Dean Curtis too recalled the 1945 class as something special. They were, he said, "the keenest students I’ve ever taught".

There they were, the seventy odd veterans, keen as mustard and also, of course, they themselves had been in command. Most of them had been officers or non-commissioned officers. They were used to command. They knew the situation. No complaints. Their attitude was "anything we can do to help, let’s get on with it". And they were superb and certainly, in terms of academic performance, they were well-organized, tremendously self-disciplined hard workers. They’d lost a lot of time out of their lives and they were going to make up for it. . . . Absolutely super and great fun. Great, great fun they were . . . They were all keen for this thing and they were wonderful people to teach.

Diana Priestly confirms that her peers, a few years later on, were part of a culture of "no-complaints": "[w]e weren’t a very complaining crowd, we were just very glad to be at university."

Similarly, E. A. Lucas, senior Vancouver lawyer and self-described "old crock", reported in glowing terms on his 1946 encounter with the student body. He remarked on "the spirit of the enterprise" that he considered "the very essence" of the new faculty. The mood was contagious. Lucas reported an atmosphere "of fresh and eager beginning. Take two hard-baked old crocks like Elmore Meredith and me. Driving back from our session with them, we never stopped talking of the inspiring effect of just looking in on the fine new adventure. The whole set-up is radiant with youth and determination. They know where they are going and they are surely on their way."

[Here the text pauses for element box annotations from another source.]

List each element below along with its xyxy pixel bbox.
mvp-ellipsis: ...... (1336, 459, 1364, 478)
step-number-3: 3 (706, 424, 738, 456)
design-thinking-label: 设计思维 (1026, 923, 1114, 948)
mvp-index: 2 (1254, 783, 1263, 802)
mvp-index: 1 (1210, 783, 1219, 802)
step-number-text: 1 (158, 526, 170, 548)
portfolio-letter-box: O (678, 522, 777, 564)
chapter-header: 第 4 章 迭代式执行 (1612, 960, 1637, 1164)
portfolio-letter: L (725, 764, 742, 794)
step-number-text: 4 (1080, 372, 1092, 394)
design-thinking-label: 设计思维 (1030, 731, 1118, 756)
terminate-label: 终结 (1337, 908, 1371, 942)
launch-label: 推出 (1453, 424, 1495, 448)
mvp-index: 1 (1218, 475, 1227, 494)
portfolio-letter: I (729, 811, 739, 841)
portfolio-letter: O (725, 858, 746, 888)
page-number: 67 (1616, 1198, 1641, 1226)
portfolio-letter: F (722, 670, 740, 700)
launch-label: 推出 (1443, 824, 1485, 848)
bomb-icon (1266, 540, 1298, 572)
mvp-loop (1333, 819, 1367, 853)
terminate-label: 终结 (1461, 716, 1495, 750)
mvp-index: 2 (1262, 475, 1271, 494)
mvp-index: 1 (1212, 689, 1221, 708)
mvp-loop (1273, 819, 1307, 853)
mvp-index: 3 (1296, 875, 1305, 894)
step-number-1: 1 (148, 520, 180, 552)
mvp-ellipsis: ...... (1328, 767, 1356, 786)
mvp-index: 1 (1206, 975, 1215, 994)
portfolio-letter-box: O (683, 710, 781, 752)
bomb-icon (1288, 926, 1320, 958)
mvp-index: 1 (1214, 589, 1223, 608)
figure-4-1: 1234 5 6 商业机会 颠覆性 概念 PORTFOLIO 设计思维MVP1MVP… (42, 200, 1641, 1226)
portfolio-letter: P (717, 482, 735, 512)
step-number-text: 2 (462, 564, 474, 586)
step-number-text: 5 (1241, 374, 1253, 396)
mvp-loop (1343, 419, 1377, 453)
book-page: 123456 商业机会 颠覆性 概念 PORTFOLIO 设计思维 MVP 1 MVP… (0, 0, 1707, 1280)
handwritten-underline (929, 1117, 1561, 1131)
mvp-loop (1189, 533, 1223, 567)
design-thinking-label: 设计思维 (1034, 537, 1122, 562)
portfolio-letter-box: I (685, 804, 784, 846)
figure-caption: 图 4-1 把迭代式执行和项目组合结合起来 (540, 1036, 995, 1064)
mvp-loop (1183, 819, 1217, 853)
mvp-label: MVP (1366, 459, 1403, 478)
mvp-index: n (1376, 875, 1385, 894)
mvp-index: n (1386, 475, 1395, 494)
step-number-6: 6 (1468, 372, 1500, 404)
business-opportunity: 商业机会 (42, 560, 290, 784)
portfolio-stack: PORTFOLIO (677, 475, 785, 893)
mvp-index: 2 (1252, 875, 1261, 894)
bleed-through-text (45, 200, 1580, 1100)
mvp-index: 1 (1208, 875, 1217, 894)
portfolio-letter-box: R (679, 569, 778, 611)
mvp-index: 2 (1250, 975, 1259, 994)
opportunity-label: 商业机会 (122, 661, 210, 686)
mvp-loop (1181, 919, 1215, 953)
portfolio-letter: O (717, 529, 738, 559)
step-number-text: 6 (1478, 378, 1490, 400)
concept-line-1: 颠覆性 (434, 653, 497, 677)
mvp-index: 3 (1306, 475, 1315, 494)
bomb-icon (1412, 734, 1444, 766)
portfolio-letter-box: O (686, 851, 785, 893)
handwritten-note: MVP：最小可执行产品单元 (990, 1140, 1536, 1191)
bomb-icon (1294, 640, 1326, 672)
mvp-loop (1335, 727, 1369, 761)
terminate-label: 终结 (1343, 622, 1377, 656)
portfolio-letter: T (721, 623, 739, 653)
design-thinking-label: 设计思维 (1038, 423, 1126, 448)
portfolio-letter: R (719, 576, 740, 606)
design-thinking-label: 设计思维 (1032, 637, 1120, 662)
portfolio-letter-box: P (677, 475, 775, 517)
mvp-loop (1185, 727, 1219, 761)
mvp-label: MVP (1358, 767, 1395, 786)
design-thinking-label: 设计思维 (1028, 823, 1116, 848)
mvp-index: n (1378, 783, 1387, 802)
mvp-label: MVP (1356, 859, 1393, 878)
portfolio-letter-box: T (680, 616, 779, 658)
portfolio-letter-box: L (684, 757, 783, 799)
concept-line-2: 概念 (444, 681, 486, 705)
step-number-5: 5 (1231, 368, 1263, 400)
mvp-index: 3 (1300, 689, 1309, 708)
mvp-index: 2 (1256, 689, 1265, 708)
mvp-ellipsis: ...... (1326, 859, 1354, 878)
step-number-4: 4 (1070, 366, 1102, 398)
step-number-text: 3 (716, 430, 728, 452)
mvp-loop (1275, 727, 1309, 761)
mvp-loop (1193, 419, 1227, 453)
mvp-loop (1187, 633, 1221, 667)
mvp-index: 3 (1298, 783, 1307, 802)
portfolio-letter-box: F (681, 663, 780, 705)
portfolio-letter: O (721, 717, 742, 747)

The veteran’s era extended over several years. Although the experience of legal education varied considerably, each class was strongly influenced by the presence of large number of veterans. Mr. Justice Lloyd McKenzie has pointed out that "the ‘veteran era’ . . . lasted, I would imagine, for about five years before all the people filtered out from the army, maybe four years". The preponderance of veterans made itself felt despite dramatic variations from year to year in class size, physical environment, and teaching staff:

War, of course, is a maturing experience if there ever was one, you know, you confront periodically the prospect of not living another day, you know you get into some very dangerous times. . . . you have time to concentrate on . . . life and its meaning all that sort of stuff. We were serious. We really couldn’t wait to get through our legal education, we didn’t want to dawdle over our legal education. We wanted to get it behind us and get our ticket and go out into the world and . . . you know build a house, practice and get going. We were older you see. Time was slipping by.

Unlike some of their successors, students of this generation sought to build a better world modestly and from within existing structures. Mr. Justice McKenzie told an interviewer in 1995 that they did not think "in terms of changing the world" as such. What they hoped to do was simply to make their "mark". Many did so through participation in community undertakings or charitable work. Lawyers, he recalled, "thought that this was an obligation. You know we did really feel a sense of gratitude. I have never, never . . . overcome my sense of gratitude of a benevolent government . . . gave me so much." Diana Priestly too recalls that the idealism of her generation found expression through work and participation in public processes. They wanted, she said, "to be part of the building [of a better tomorrow] and Dean Curtis, of course, instilled in us that it was our duty as educated people to play a part in that and, of course, so many went into government work with that in mind."